Joseph K. Bradley

my picture
Office: Gates Hillman Center (GHC) 8010
Phone: 412-268-2627
jkbradle (yes, without the y) at cs dot cmu dot edu

I just finished my fifth year in the Ph.D. Program in Machine Learning in the Machine Learning Deparment at Carnegie Mellon University. My advisor is Carlos Guestrin, and I am part of the Select Lab. My interests are in machine learning and probabilistic models.

Research

My thesis work is on tractable learning methods for large-scale Conditional Random Fields (CRFs) (Lafferty et al., 2001). CRFs are Probabilistic Graphical Models (c.f., Koller and Friedman, 2009) of conditional distributions P(Y | X), where Y and X are sets of random variables. My thesis has three parts: CRF parameter learning, CRF structure learning, and parallel learning for CRFs.

Conditional Random Field (CRF) Parameter Learning

I am researching tractable methods for learning CRFs with arbitrary structures. We aim to use decomposable learning methods which do not require inference during learning, but which also come with strong theoretical guarantees for finite sample sizes. This work is ongoing but should be published before long.

Conditional Random Field (CRF) Structure Learning

I am also researching learning tractable (low-treewidth) structures for CRFs. Up to now, little work has been done on CRF structure learning, but our techniques permit efficient learning of tree structures and do very well at recovering ground-truth models from synthetic data. (project page under construction)

Parallel Learning for CRFs

Many CRF parameter and structure learning sub-problems can be solved using parallel computing. My main interest in parallel learning is using Graphics Processing Units (GPUs), which can give large speedups for relatively little cost.

Previous Years

My first year in grad school, I was advised by Eric Xing and worked on Population Genetics, modeling ancestral populations of single species using latent variable models.

Before coming to grad school, I was an undergraduate at Princeton University, where I received a B.S.E. in Computer Science. At Princeton, my main research was with Robert E. Schapire. We researched boosting in the filtering framework, where the learner does not use a fixed training set but rather has access to an example oracle which can produce an unlimited number of examples from the target distribution.
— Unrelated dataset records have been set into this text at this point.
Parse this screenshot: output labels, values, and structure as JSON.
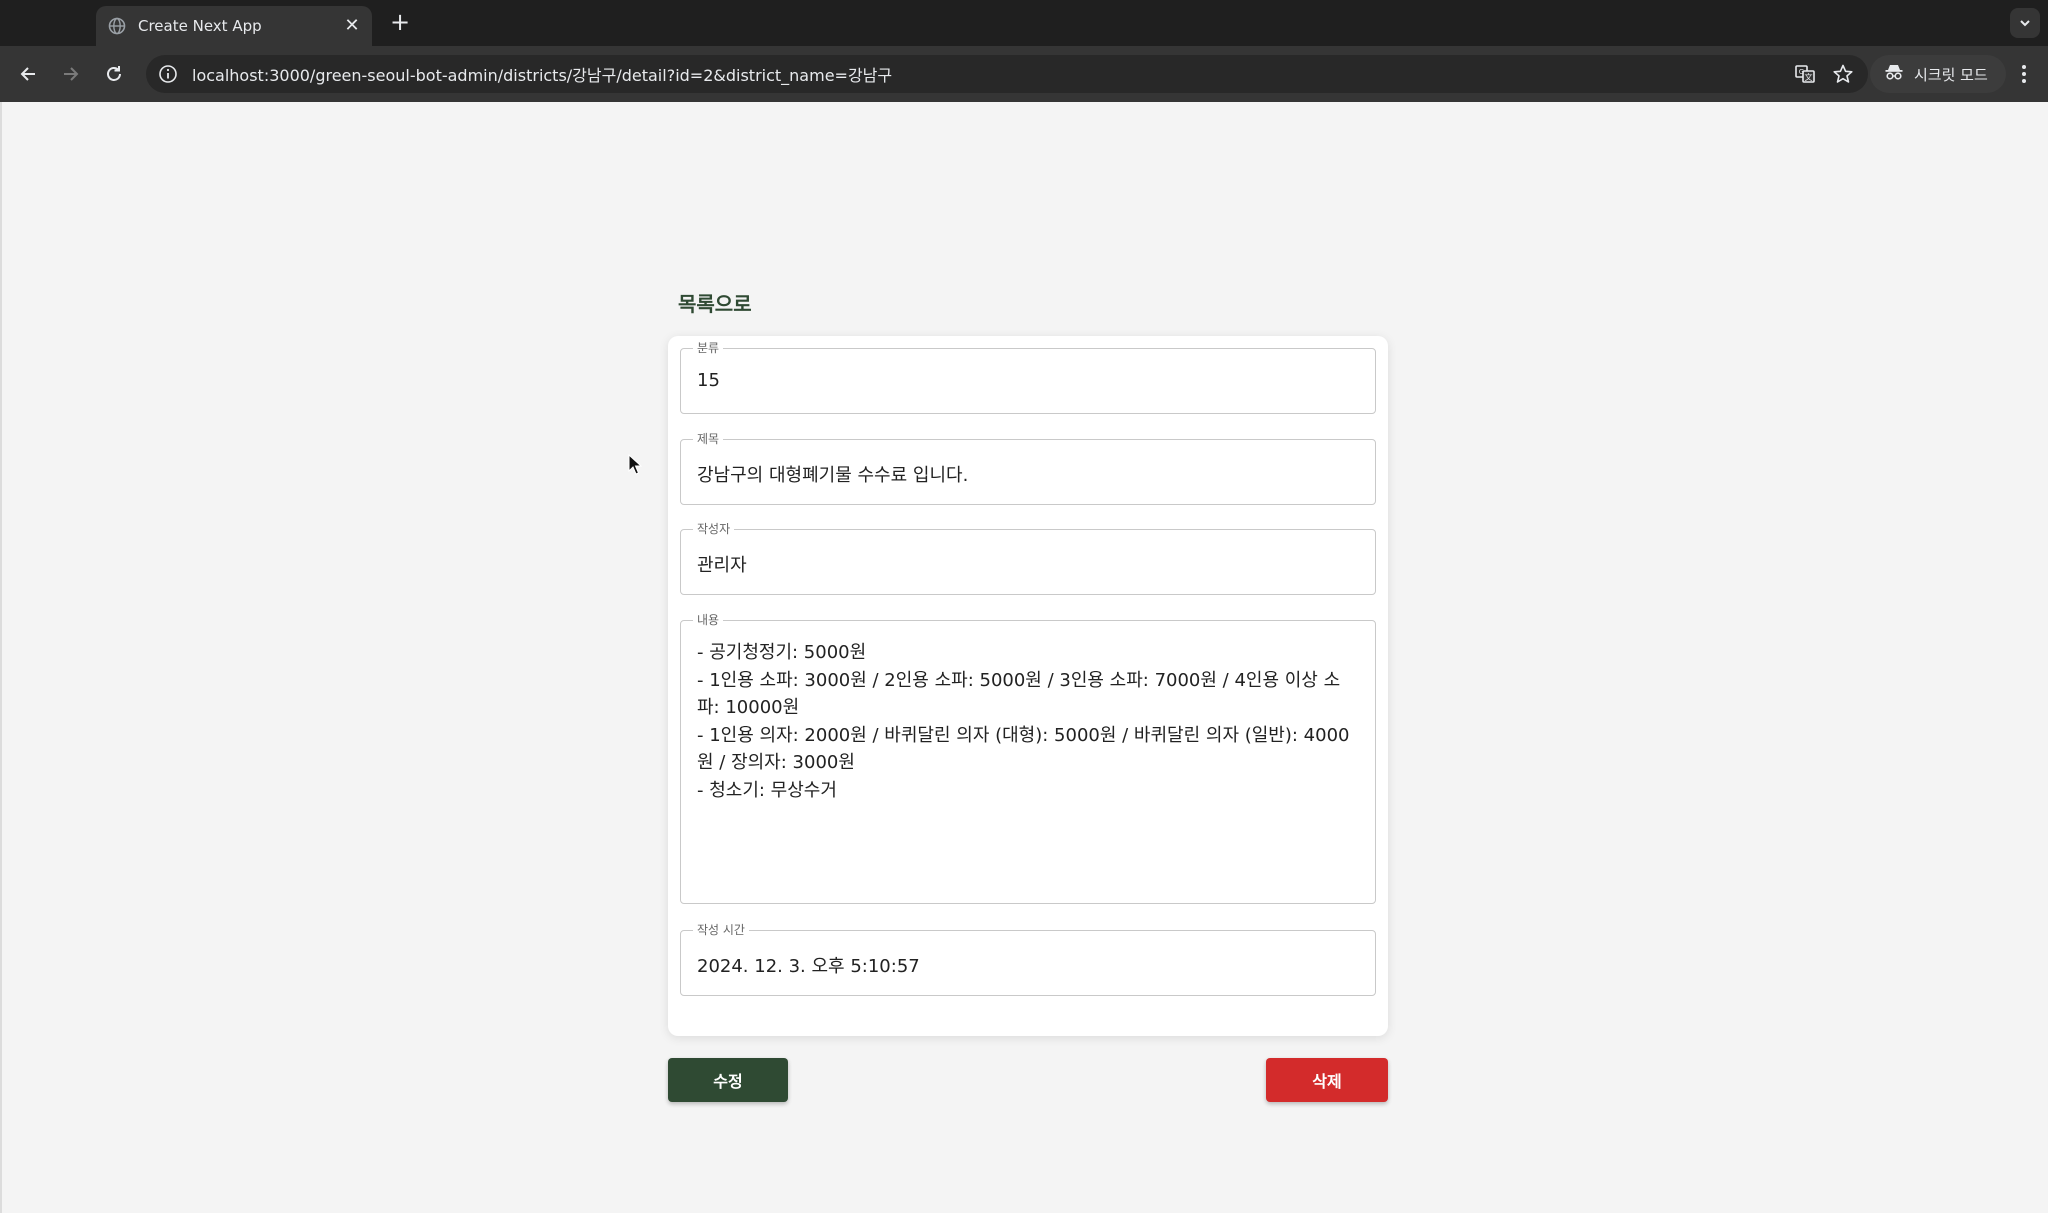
{
  "browser": {
    "tab_title": "Create Next App",
    "url": "localhost:3000/green-seoul-bot-admin/districts/강남구/detail?id=2&district_name=강남구",
    "incognito_label": "시크릿 모드"
  },
  "page": {
    "back_link": "목록으로",
    "fields": {
      "category": {
        "label": "분류",
        "value": "15"
      },
      "title": {
        "label": "제목",
        "value": "강남구의 대형폐기물 수수료 입니다."
      },
      "author": {
        "label": "작성자",
        "value": "관리자"
      },
      "content": {
        "label": "내용",
        "lines": [
          "- 공기청정기: 5000원",
          "- 1인용 소파: 3000원 / 2인용 소파: 5000원 / 3인용 소파: 7000원 / 4인용 이상 소파: 10000원",
          "- 1인용 의자: 2000원 / 바퀴달린 의자 (대형): 5000원 / 바퀴달린 의자 (일반): 4000원 / 장의자: 3000원",
          "- 청소기: 무상수거"
        ]
      },
      "created_at": {
        "label": "작성 시간",
        "value": "2024. 12. 3. 오후 5:10:57"
      }
    },
    "buttons": {
      "edit": "수정",
      "delete": "삭제"
    }
  },
  "colors": {
    "primary_green": "#2f4a33",
    "delete_red": "#d32b2b"
  },
  "icons": [
    "globe-icon",
    "close-icon",
    "plus-icon",
    "chevron-down-icon",
    "back-arrow-icon",
    "forward-arrow-icon",
    "reload-icon",
    "info-icon",
    "translate-icon",
    "star-icon",
    "incognito-icon",
    "more-vert-icon"
  ]
}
This setting is useful for modeling learning with datasets too large to fit into a computer, learning in memory-limited situations, or learning from an online source of examples (e.g. from a web crawler).

Publications

Joseph K. Bradley and Carlos Guestrin.
Sample Complexity of Composite Likelihood.
In the 15th International Conference on Artificial Intelligence and Statistics (AISTATS), 2012.
Paper (PDF)

Joseph K. Bradley, Aapo Kyrola, Danny Bickson, and Carlos Guestrin.
Parallel Coordinate Descent for L1-Regularized Loss Minimization.
In the 28th International Conference on Machine Learning (ICML), 2011.
Paper (PDF)
Talk slides (PPT)
Project page (with code, data, and supplementary material)

Joseph K. Bradley and Carlos Guestrin.
Learning Tree Conditional Random Fields.
In the 27th International Conference on Machine Learning (ICML), 2010.
Paper (PDF)
Talk slides (PPT)
Code available for download (Note: This code is part of a larger lab codebase which we are preparing to release. The new release features many improvements but will not be completely compatible with this previous release.)

Joseph K. Bradley and Robert E. Schapire.
FilterBoost: Regression and Classification on Large Datasets.
In Advances in Neural Information Processing Systems 20 (NIPS), 2008.
Paper (PDF) with Appendix
Slides (PPT) from oral at NIPS

Links

I've got a brother who is starting a lab at the Fred Hutchinson Cancer Research Center in Seattle--check out his spiffy postdoc home page or his new lab website!

Other Interests

I do competitive Latin, Standard and Smooth ballroom dancing. It's awesome. You should do it too. (Check out CMU's Ballroom Dance Club!)
From our Christmas 2011 piece:

I like traveling.

Before going to college, I was born and grew up in Birmingham, Alabama, where I spent less time in front of a computer. I like returning to my former state.